10. Dolayısıyla, eksik kayıtlar da kapsama alınarak yukarıda ifade edildiği şekilde davacının pandemi dönemi öncesinde fazla çalışma ücreti alacağına hak kazanıp kazanmadığının yeniden değerlendirilerek sonucuna göre bir karar verilmesi gerekir.

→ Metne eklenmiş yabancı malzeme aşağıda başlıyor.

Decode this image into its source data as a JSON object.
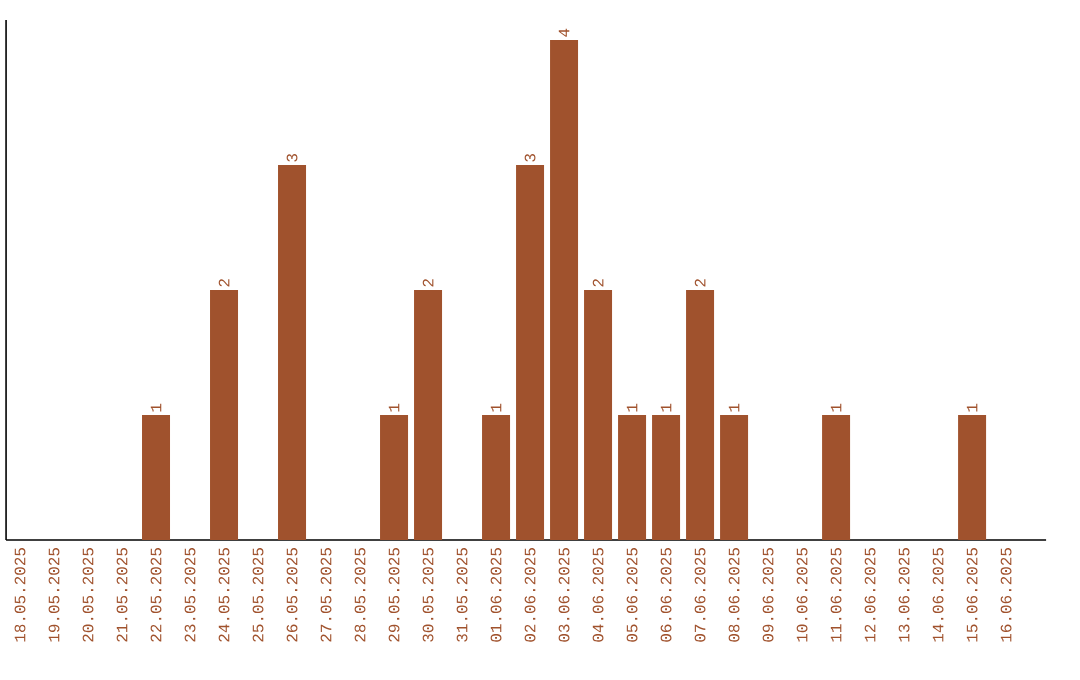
{
  "chart_data": {
    "type": "bar",
    "categories": [
      "18.05.2025",
      "19.05.2025",
      "20.05.2025",
      "21.05.2025",
      "22.05.2025",
      "23.05.2025",
      "24.05.2025",
      "25.05.2025",
      "26.05.2025",
      "27.05.2025",
      "28.05.2025",
      "29.05.2025",
      "30.05.2025",
      "31.05.2025",
      "01.06.2025",
      "02.06.2025",
      "03.06.2025",
      "04.06.2025",
      "05.06.2025",
      "06.06.2025",
      "07.06.2025",
      "08.06.2025",
      "09.06.2025",
      "10.06.2025",
      "11.06.2025",
      "12.06.2025",
      "13.06.2025",
      "14.06.2025",
      "15.06.2025",
      "16.06.2025"
    ],
    "values": [
      0,
      0,
      0,
      0,
      1,
      0,
      2,
      0,
      3,
      0,
      0,
      1,
      2,
      0,
      1,
      3,
      4,
      2,
      1,
      1,
      2,
      1,
      0,
      0,
      1,
      0,
      0,
      0,
      1,
      0
    ],
    "value_labels": [
      null,
      null,
      null,
      null,
      "1",
      null,
      "2",
      null,
      "3",
      null,
      null,
      "1",
      "2",
      null,
      "1",
      "3",
      "4",
      "2",
      "1",
      "1",
      "2",
      "1",
      null,
      null,
      "1",
      null,
      null,
      null,
      "1",
      null
    ],
    "color": "#a0522d"
  }
}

Bu husus gözetilmeden eksik inceleme ile hüküm kurulması hatalı olup bozmayı gerektirmiştir.
VI. KARAR
Açıklanan sebeplerle;
1. Temyiz olunan, İlk Derece Mahkemesi kararına karşı istinaf başvurusunun esastan reddine ilişkin Bölge Adliye Mahkemesi kararının ORTADAN KALDIRILMASINA,
2. İlk Derece Mahkemesi kararının BOZULMASINA,
Peşin alınan temyiz karar harcının istek hâlinde ilgiliye iadesine,
Dosyanın kararı veren İlk Derece Mahkemesine, bozma kararının bir örneğinin kararı veren Bölge Adliye Mahkemesine gönderilmesine,
10.06.2024 tarihinde oy birliğiyle karar verildi.